Phase transitions for polyadic epidemic and voter models with multiscale groups

TL;DR

This paper investigates how multiscale polyadic interactions influence phase transitions in epidemic and voter models, revealing bistability and stabilization effects that differ from classical pairwise interaction assumptions.

Contribution

It introduces the analysis of multiscale polyadic group interactions in epidemic and voter models, highlighting their effects on stability and phase transitions.

Findings

Bistability region protects the disease-free state beyond classical thresholds.

Multiscale interactions stabilize networks and accelerate convergence.

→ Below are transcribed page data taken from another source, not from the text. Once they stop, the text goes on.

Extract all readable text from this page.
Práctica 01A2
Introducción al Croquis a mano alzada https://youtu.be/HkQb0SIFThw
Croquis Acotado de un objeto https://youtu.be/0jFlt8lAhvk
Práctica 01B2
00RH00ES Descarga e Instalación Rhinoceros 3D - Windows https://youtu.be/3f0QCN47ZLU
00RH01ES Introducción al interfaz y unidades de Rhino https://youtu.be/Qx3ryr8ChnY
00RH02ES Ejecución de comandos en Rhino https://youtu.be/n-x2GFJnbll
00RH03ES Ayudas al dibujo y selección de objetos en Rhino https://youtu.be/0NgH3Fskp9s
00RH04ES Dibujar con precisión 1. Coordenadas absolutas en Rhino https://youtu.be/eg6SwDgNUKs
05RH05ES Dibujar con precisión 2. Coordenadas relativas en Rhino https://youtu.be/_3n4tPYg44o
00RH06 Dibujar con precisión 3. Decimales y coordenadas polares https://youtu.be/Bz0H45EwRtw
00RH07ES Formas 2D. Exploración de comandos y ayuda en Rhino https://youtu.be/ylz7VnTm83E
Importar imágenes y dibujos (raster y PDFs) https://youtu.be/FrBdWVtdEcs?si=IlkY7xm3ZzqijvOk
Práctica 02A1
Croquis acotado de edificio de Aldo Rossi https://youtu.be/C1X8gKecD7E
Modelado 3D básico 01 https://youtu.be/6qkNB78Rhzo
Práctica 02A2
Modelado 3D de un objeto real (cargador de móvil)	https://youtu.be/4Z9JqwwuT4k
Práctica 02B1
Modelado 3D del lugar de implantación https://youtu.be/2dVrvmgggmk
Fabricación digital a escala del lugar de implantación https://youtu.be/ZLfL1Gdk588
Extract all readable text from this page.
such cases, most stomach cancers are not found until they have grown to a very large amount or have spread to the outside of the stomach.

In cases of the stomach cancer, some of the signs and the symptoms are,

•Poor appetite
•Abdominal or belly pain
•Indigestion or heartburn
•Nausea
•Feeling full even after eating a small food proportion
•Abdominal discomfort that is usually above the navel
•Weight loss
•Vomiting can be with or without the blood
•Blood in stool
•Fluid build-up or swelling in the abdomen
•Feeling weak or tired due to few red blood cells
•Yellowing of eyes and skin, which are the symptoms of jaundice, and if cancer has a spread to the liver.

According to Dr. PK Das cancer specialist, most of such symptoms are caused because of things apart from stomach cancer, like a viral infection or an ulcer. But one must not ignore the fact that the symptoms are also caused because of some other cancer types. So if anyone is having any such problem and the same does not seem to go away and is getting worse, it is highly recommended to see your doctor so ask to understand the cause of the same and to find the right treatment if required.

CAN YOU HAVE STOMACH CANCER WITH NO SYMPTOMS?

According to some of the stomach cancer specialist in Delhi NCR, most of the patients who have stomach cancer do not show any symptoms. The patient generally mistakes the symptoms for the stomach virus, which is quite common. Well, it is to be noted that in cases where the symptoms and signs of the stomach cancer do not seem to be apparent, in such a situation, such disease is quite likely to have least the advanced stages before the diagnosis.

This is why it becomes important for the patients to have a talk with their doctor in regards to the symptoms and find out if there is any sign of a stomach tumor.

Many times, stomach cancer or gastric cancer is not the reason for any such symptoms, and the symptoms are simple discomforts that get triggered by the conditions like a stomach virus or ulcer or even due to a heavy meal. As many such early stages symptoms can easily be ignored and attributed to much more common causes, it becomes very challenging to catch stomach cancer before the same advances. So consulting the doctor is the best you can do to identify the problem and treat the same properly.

Polyadic interactions significantly alter equilibrium dynamics.

Abstract

Polyadic (or higher-order) interactions can significantly impact the dynamics of interacting particle systems. However, previous studies have often assumed group sizes to be relatively small. In this work, we examine the influence of multiscale polyadic group interactions, where some groups are small and others are very large. We consider two paradigmatic examples, an SIS-epidemic and the adaptive voter model. On the level of the mean field, we specifically discuss the impact of the multiscale polyadic interactions on equilibrium dynamics and phase transitions. For the SIS-epidemic model, we find a region of bistability that protects the disease-free state over a wide range beyond the classical epidemic threshold from a significant outbreak. For the adaptive voter model, we show that multiscale polyadic interactions can stabilize the network or increase the convergence rate to an unbiased equilibrium.